Supreme Court On Religious Freedom
PJM.
“Applicants are likely to succeed on the merits of their free exercise claim; they are irreparably harmed by the loss of free exercise rights ‘for even minimal periods of time’; andthe State has not shown that ‘public health would be imperiled’ by employing less restrictive measures,” the Supreme Court ruled. “Accordingly, applicants are entitled to an injunction pending appeal.”
[ … ]
… “even if the government withdraws or modifies a COVID restriction in the course of litigation, that does not necessarily moot the case. And so long as a case is not moot, litigants otherwise entitled to emergency injunctive relief remain entitled to such relief where the applicants ‘remain under a constant threat’ that government officials will use their power to reinstate the challenged restrictions.”
Whatever. Even a blind squirrel finds a nut from time to time. Any decision that doesn’t recognize the God-given right and duty of Christians to worship completely free from hindrance by the state is still weak.

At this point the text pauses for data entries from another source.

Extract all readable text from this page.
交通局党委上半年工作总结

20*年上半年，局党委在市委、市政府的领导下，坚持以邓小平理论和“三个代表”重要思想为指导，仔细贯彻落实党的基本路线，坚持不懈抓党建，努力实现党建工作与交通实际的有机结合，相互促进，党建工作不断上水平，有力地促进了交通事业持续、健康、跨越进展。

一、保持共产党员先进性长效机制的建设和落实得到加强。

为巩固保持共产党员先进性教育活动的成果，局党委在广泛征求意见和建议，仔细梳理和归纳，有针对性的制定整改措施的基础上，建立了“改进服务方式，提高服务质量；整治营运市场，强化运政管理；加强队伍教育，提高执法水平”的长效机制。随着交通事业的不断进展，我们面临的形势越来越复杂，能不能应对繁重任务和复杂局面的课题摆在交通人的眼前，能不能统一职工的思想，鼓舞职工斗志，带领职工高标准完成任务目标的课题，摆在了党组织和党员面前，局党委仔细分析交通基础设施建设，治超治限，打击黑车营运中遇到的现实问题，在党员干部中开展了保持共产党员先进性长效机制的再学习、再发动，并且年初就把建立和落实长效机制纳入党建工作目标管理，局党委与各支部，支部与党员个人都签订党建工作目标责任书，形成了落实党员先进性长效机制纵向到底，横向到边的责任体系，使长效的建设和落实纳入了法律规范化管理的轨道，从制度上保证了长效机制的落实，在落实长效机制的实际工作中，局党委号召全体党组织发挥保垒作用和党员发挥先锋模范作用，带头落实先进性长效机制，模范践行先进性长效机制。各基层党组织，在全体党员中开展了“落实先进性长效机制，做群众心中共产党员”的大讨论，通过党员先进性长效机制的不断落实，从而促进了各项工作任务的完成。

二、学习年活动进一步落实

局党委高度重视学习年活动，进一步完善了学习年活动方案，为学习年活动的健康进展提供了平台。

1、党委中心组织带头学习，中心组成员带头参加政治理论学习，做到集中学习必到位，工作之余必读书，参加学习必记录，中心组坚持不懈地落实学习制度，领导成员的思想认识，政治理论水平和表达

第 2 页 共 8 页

The really interesting thing to me is this bit: ” … litigants otherwise entitled to emergency injunctive relief remain entitled to such relief where the applicants ‘remain under a constant threat’ that government officials will use their power to reinstate the challenged restrictions.”
And no, that wasn’t what the Supreme Court said when they dismissed the case of NY Rifle and Pistol Association against NY on the basis of removal of the restrictions on travel, thus making the claims moot.
Because rules are for little people, and consistency is the hobgoblin of small minds.